TRIPOLI (Reuters) - Mouammar Kadhafi, qui a dirigé d'une main de fer la Libye pendant 42 ans avant d'être tué la semaine dernière au terme d'un conflit sanglant, a été inhumé mardi à l'aube dans la plus grande discrétion dans un lieu tenu secret.
"Kadhafi vient tout juste d'être enterré dans le désert aux côtés de son fils" Moutassim, a déclaré à Reuters le commandant Abdel Majid Mlegta, du Conseil national de transition (CNT).
L'ancien "guide", âgé de 69 ans, et son fils ont été tués jeudi après avoir été capturés lors de la prise de Syrte par les forces rebelles, dernière poche de résistance des pro-Kadhafi.
L'imam personnel de Kadhafi, Khaled Tantouch, également arrêté jeudi, a prononcé des prières devant les deux dépouilles reposant depuis quatre jours sur le sol d'une chambre froide de la ville de Misrata.
Deux cousins de Kadhafi, Mansour Dhao Ibrahim et Ahmed Ibrahim, arrêtés jeudi alors qu'ils tentaient de fuir la ville de Syrte, étaient présents lors de cette courte cérémonie funéraire.
"Les responsables du CNT ont récupéré le corps à la fin de la cérémonie qui s'est déroulée tôt ce matin et l'ont emmené quelque part loin dans le désert", a rapporté le commandant Mlegta du CNT.
Dans son testament, Mouammar Kadhafi avait demandé à reposer à Syrte, sa ville natale, mais les nouvelles autorités tenaient à ce qu'il soit inhumé dans un endroit tenu secret afin d'éviter que sa sépulture ne devienne un lieu de pèlerinage pour ses partisans.
Depuis sa mort, sa dépouille, transférée à Misrata, avait été exposée au public et des milliers de Libyens avaient défilé pendant quatre jours dans une chambre froide de cette ville martyre de la révolution libyenne.
Face à l'émoi suscité à l'étranger par l'exhibition des deux corps, le CNT avait finalement décidé de bloquer l'accès à la chambre froide lundi.
ENQUÊTE
"J'ai rigolé quand je l'ai vu être roué de coups comme il le méritait et je ris maintenant de le savoir sous terre", confie Emani Zad, un étudiant de 20 ans, à Tripoli. "Si les hommes qui l'ont enterré sont des vrais Libyens libres, ils garderont le secret de sa tombe".

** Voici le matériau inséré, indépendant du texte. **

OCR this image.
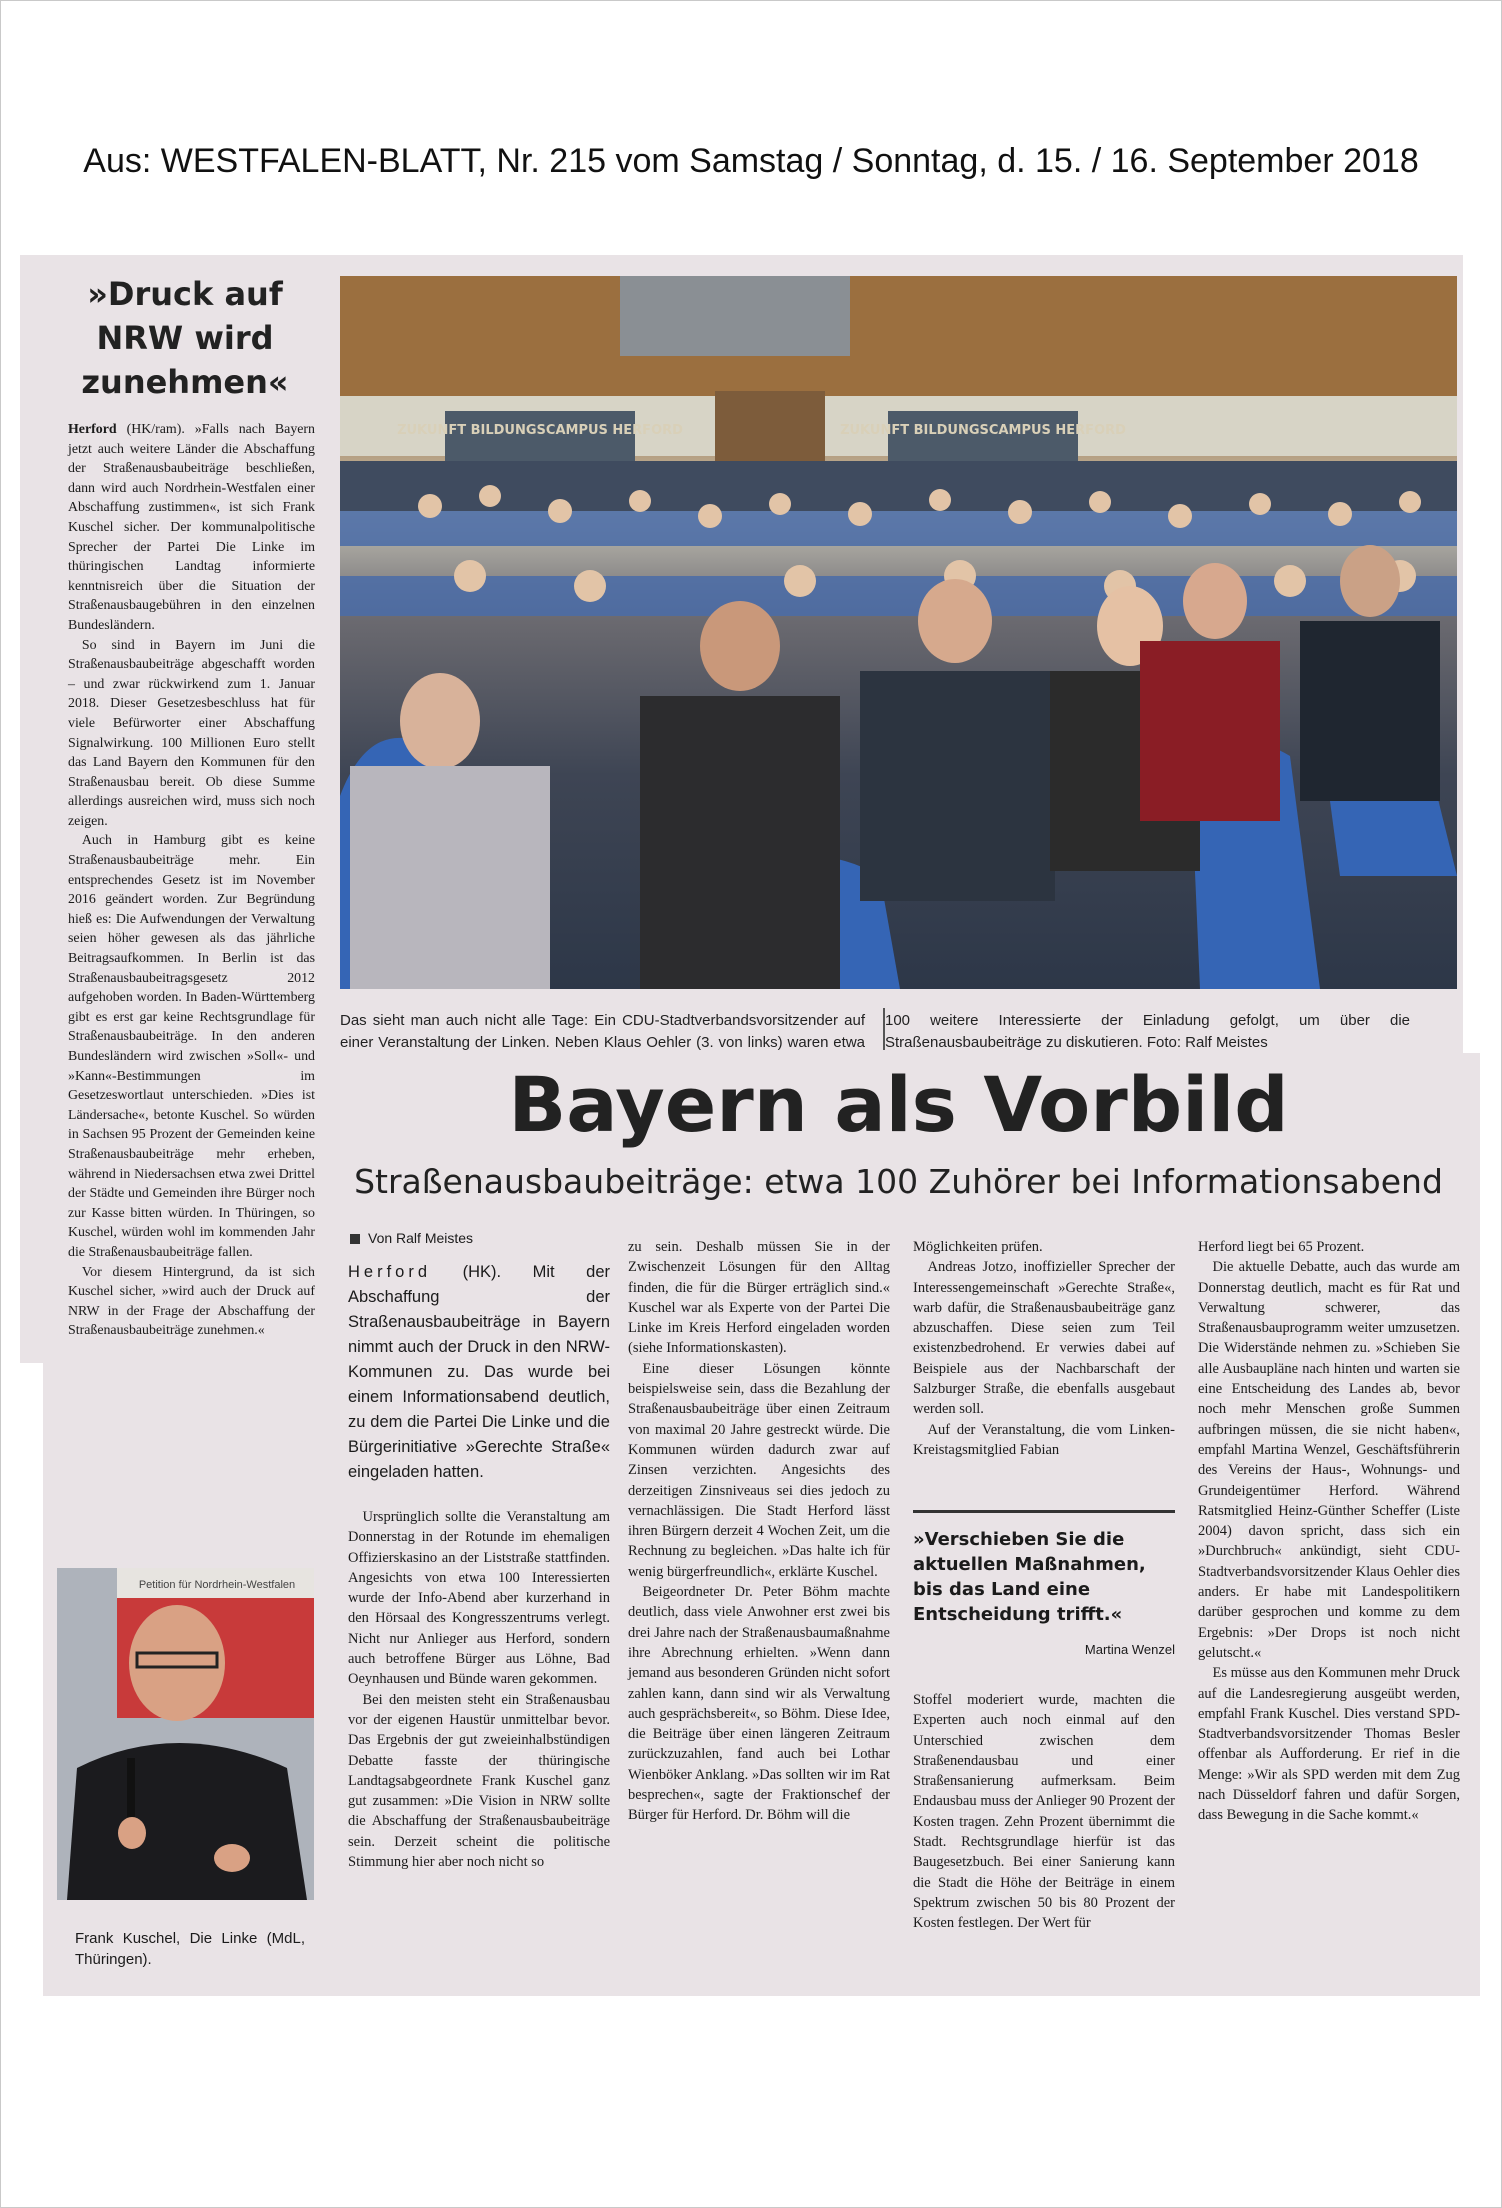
Aus: WESTFALEN-BLATT, Nr. 215 vom Samstag / Sonntag, d. 15. / 16. September 2018
»Druck auf NRW wird zunehmen«

Herford (HK/ram). »Falls nach Bayern jetzt auch weitere Länder die Abschaffung der Straßenausbaubeiträge beschließen, dann wird auch Nordrhein-Westfalen einer Abschaffung zustimmen«, ist sich Frank Kuschel sicher. Der kommunalpolitische Sprecher der Partei Die Linke im thüringischen Landtag informierte kenntnisreich über die Situation der Straßenausbaugebühren in den einzelnen Bundesländern.

So sind in Bayern im Juni die Straßenausbaubeiträge abgeschafft worden – und zwar rückwirkend zum 1. Januar 2018. Dieser Gesetzesbeschluss hat für viele Befürworter einer Abschaffung Signalwirkung. 100 Millionen Euro stellt das Land Bayern den Kommunen für den Straßenausbau bereit. Ob diese Summe allerdings ausreichen wird, muss sich noch zeigen.

Auch in Hamburg gibt es keine Straßenausbaubeiträge mehr. Ein entsprechendes Gesetz ist im November 2016 geändert worden. Zur Begründung hieß es: Die Aufwendungen der Verwaltung seien höher gewesen als das jährliche Beitragsaufkommen. In Berlin ist das Straßenausbaubeitragsgesetz 2012 aufgehoben worden. In Baden-Württemberg gibt es erst gar keine Rechtsgrundlage für Straßenausbaubeiträge. In den anderen Bundesländern wird zwischen »Soll«- und »Kann«-Bestimmungen im Gesetzeswortlaut unterschieden. »Dies ist Ländersache«, betonte Kuschel. So würden in Sachsen 95 Prozent der Gemeinden keine Straßenausbaubeiträge mehr erheben, während in Niedersachsen etwa zwei Drittel der Städte und Gemeinden ihre Bürger noch zur Kasse bitten würden. In Thüringen, so Kuschel, würden wohl im kommenden Jahr die Straßenausbaubeiträge fallen.

Vor diesem Hintergrund, da ist sich Kuschel sicher, »wird auch der Druck auf NRW in der Frage der Abschaffung der Straßenausbaubeiträge zunehmen.«

ZUKUNFT BILDUNGSCAMPUS HERFORD	ZUKUNFT BILDUNGSCAMPUS HERFORD
Das sieht man auch nicht alle Tage: Ein CDU-Stadtverbandsvorsitzender auf einer Veranstaltung der Linken. Neben Klaus Oehler (3. von links) waren etwa 100 weitere Interessierte der Einladung gefolgt, um über die Straßenausbaubeiträge zu diskutieren. Foto: Ralf Meistes
Bayern als Vorbild
Straßenausbaubeiträge: etwa 100 Zuhörer bei Informationsabend
Von Ralf Meistes

Herford (HK). Mit der Abschaffung der Straßenausbaubeiträge in Bayern nimmt auch der Druck in den NRW-Kommunen zu. Das wurde bei einem Informationsabend deutlich, zu dem die Partei Die Linke und die Bürgerinitiative »Gerechte Straße« eingeladen hatten.

Ursprünglich sollte die Veranstaltung am Donnerstag in der Rotunde im ehemaligen Offizierskasino an der Liststraße stattfinden. Angesichts von etwa 100 Interessierten wurde der Info-Abend aber kurzerhand in den Hörsaal des Kongresszentrums verlegt. Nicht nur Anlieger aus Herford, sondern auch betroffene Bürger aus Löhne, Bad Oeynhausen und Bünde waren gekommen.

Bei den meisten steht ein Straßenausbau vor der eigenen Haustür unmittelbar bevor. Das Ergebnis der gut zweieinhalbstündigen Debatte fasste der thüringische Landtagsabgeordnete Frank Kuschel ganz gut zusammen: »Die Vision in NRW sollte die Abschaffung der Straßenausbaubeiträge sein. Derzeit scheint die politische Stimmung hier aber noch nicht so

zu sein. Deshalb müssen Sie in der Zwischenzeit Lösungen für den Alltag finden, die für die Bürger erträglich sind.« Kuschel war als Experte von der Partei Die Linke im Kreis Herford eingeladen worden (siehe Informationskasten).

Eine dieser Lösungen könnte beispielsweise sein, dass die Bezahlung der Straßenausbaubeiträge über einen Zeitraum von maximal 20 Jahre gestreckt würde. Die Kommunen würden dadurch zwar auf Zinsen verzichten. Angesichts des derzeitigen Zinsniveaus sei dies jedoch zu vernachlässigen. Die Stadt Herford lässt ihren Bürgern derzeit 4 Wochen Zeit, um die Rechnung zu begleichen. »Das halte ich für wenig bürgerfreundlich«, erklärte Kuschel.

Beigeordneter Dr. Peter Böhm machte deutlich, dass viele Anwohner erst zwei bis drei Jahre nach der Straßenausbaumaßnahme ihre Abrechnung erhielten. »Wenn dann jemand aus besonderen Gründen nicht sofort zahlen kann, dann sind wir als Verwaltung auch gesprächsbereit«, so Böhm. Diese Idee, die Beiträge über einen längeren Zeitraum zurückzuzahlen, fand auch bei Lothar Wienböker Anklang. »Das sollten wir im Rat besprechen«, sagte der Fraktionschef der Bürger für Herford. Dr. Böhm will die

Möglichkeiten prüfen.

Andreas Jotzo, inoffizieller Sprecher der Interessengemeinschaft »Gerechte Straße«, warb dafür, die Straßenausbaubeiträge ganz abzuschaffen. Diese seien zum Teil existenzbedrohend. Er verwies dabei auf Beispiele aus der Nachbarschaft der Salzburger Straße, die ebenfalls ausgebaut werden soll.

Auf der Veranstaltung, die vom Linken-Kreistagsmitglied Fabian

»Verschieben Sie die aktuellen Maßnahmen, bis das Land eine Entscheidung trifft.«
Martina Wenzel

Stoffel moderiert wurde, machten die Experten auch noch einmal auf den Unterschied zwischen dem Straßenendausbau und einer Straßensanierung aufmerksam. Beim Endausbau muss der Anlieger 90 Prozent der Kosten tragen. Zehn Prozent übernimmt die Stadt. Rechtsgrundlage hierfür ist das Baugesetzbuch. Bei einer Sanierung kann die Stadt die Höhe der Beiträge in einem Spektrum zwischen 50 bis 80 Prozent der Kosten festlegen. Der Wert für

Herford liegt bei 65 Prozent.

Die aktuelle Debatte, auch das wurde am Donnerstag deutlich, macht es für Rat und Verwaltung schwerer, das Straßenausbauprogramm weiter umzusetzen. Die Widerstände nehmen zu. »Schieben Sie alle Ausbaupläne nach hinten und warten sie eine Entscheidung des Landes ab, bevor noch mehr Menschen große Summen aufbringen müssen, die sie nicht haben«, empfahl Martina Wenzel, Geschäftsführerin des Vereins der Haus-, Wohnungs- und Grundeigentümer Herford. Während Ratsmitglied Heinz-Günther Scheffer (Liste 2004) davon spricht, dass sich ein »Durchbruch« ankündigt, sieht CDU-Stadtverbandsvorsitzender Klaus Oehler dies anders. Er habe mit Landespolitikern darüber gesprochen und komme zu dem Ergebnis: »Der Drops ist noch nicht gelutscht.«

Es müsse aus den Kommunen mehr Druck auf die Landesregierung ausgeübt werden, empfahl Frank Kuschel. Dies verstand SPD-Stadtverbandsvorsitzender Thomas Besler offenbar als Aufforderung. Er rief in die Menge: »Wir als SPD werden mit dem Zug nach Düsseldorf fahren und dafür Sorgen, dass Bewegung in die Sache kommt.«

Petition für Nordrhein-Westfalen
Frank Kuschel, Die Linke (MdL, Thüringen).
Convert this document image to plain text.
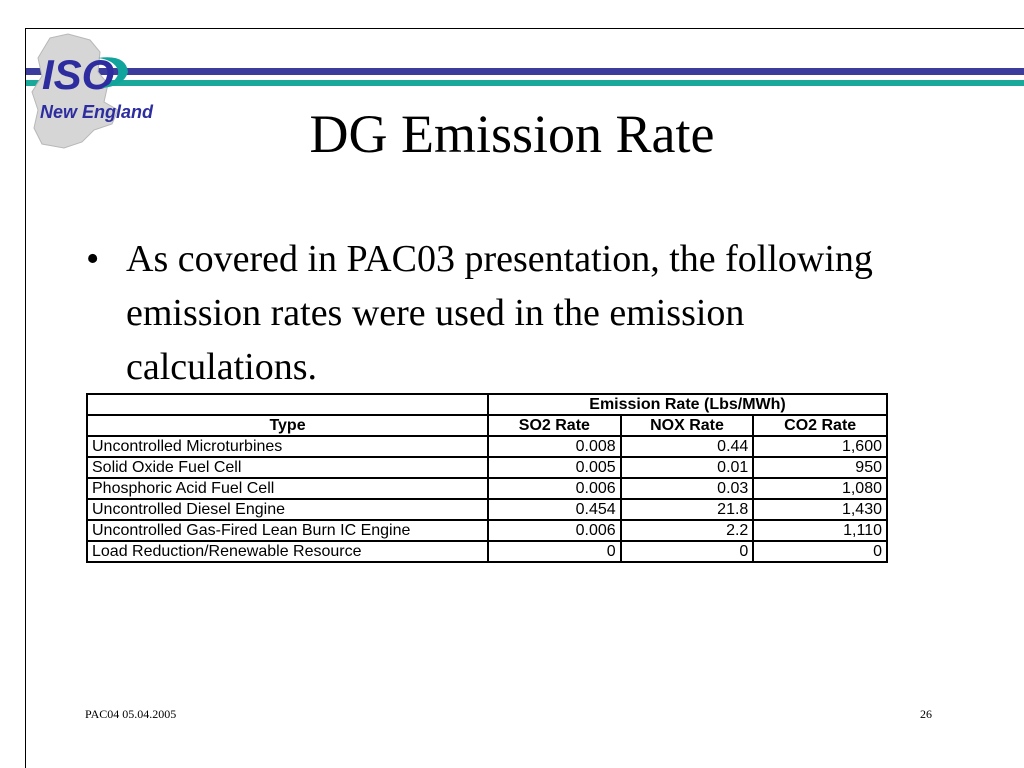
ISO
New England	DG Emission Rate
• As covered in PAC03 presentation, the following emission rates were used in the emission calculations.
	Emission Rate (Lbs/MWh)		
Type	SO2 Rate	NOX Rate	CO2 Rate
Uncontrolled Microturbines	0.008	0.44	1,600
Solid Oxide Fuel Cell	0.005	0.01	950
Phosphoric Acid Fuel Cell	0.006	0.03	1,080
Uncontrolled Diesel Engine	0.454	21.8	1,430
Uncontrolled Gas-Fired Lean Burn IC Engine	0.006	2.2	1,110
Load Reduction/Renewable Resource	0	0	0
PAC04 05.04.2005	26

Un soulagement que tous ne partage pas. Ce jeune serveur de café de 33 ans qui, sous couvert de l'anonymat, salue le "courage" de l'ancien dirigeant.
"Si vous dites que Kadhafi est mort comme un lâche, vous avez tort. Il est mort fier comme un lion. Il a dit qu'il ne quitterait jamais la Libye et il ne l'a pas quittée. Il s'est battu, battu, battu. Je n'était pas un partisan de Kadhafi avant cette révolution mais quand je vois son courage, je sais qu'il était le seul dirigeant possible pour la Libye", déclare-t-il.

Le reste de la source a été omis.